NTT DoCoMo is funding six mobile telephone makers to help them develop advanced handsets based on the Symbian and Linux operating systems and high-speed data communications technology.
The company will provide a total of ¥37bn (£195m) between April 2004 and March 2006 to Fujitsu, Mitsubishi, Motorola Japan, NEC, Panasonic and Sharp.
The money will be used towards development work on handsets that run the Symbian and Linux operating systems and are compatible with its WCDMA (Wideband Code Division Multiple Access)-based Foma service and the yet-to-be-launched HSDPA (high-speed downlink packet access) data communications technology.
HSDPA increases the downstream data speed from 384Kbps (bits per second) to up to 14Mbps, and NTT DoCoMo hopes to launch a service based on the technology in 2005.
By providing the money, NTT DoCoMo helps manufacturers reduce their own development costs on what are becoming increasingly expensive handsets and also gets shared ownership of the technology developed. This is hoped to speed further development in the future, the company said.
With the exception of Motorola, the five companies are the same ones that have been supplying handsets to NTT DoCoMo for its Foma service to date. The same five companies are to launch an upgraded range of Foma terminals in early 2004.

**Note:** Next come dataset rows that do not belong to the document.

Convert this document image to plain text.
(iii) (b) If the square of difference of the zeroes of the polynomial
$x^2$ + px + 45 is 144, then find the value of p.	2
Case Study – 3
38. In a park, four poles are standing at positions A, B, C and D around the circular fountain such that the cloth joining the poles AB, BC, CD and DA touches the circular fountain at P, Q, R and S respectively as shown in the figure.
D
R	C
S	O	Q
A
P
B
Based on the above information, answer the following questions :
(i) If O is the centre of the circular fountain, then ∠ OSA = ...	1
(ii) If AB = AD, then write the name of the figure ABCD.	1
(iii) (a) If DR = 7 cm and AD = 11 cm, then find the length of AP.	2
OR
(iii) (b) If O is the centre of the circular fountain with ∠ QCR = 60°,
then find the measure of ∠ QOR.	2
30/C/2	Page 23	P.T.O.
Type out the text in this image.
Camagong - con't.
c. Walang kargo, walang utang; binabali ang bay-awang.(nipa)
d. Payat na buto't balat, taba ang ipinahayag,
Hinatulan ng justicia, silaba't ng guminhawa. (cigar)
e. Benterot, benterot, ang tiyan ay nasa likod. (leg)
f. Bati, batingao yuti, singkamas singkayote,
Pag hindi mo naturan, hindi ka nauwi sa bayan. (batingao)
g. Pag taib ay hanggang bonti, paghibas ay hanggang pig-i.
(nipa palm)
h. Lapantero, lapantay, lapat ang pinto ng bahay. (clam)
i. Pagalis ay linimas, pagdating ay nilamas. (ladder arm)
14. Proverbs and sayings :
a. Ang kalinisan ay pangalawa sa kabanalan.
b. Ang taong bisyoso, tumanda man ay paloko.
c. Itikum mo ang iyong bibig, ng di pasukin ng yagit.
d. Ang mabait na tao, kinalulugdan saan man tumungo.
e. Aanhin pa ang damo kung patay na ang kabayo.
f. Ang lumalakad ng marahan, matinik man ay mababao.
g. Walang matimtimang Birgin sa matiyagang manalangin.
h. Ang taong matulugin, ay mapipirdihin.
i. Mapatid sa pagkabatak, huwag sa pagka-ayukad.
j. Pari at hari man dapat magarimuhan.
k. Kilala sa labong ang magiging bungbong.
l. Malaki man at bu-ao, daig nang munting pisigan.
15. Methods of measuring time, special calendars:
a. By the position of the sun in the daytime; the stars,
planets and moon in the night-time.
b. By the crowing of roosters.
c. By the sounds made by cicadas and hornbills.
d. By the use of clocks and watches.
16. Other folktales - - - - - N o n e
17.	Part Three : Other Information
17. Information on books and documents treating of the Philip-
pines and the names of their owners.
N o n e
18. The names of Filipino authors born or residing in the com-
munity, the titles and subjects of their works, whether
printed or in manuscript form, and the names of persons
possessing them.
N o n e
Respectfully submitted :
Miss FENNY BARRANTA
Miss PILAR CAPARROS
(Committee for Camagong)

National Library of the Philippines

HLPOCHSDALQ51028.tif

The addition of Motorola confirms that the US-based company is developing a handset for NTT DoCoMo. The Japanese carrier has not sold any foreign-designed or foreign-made handsets since it discontinued a model from Nokia several years ago.
There is a possibility that Sony Ericsson will join the list at a later date.
NTT DoCoMo launched its Foma service in October 2001, which initially failed to attract a large number of subscribers because potential customers were put off by a small selection of bulky handsets with short battery life.
A new range of telephones launched at the beginning of this year proved a turning point for Foma and subscriptions began rising steadily. The service had 1.7 million subscribers earlier this month.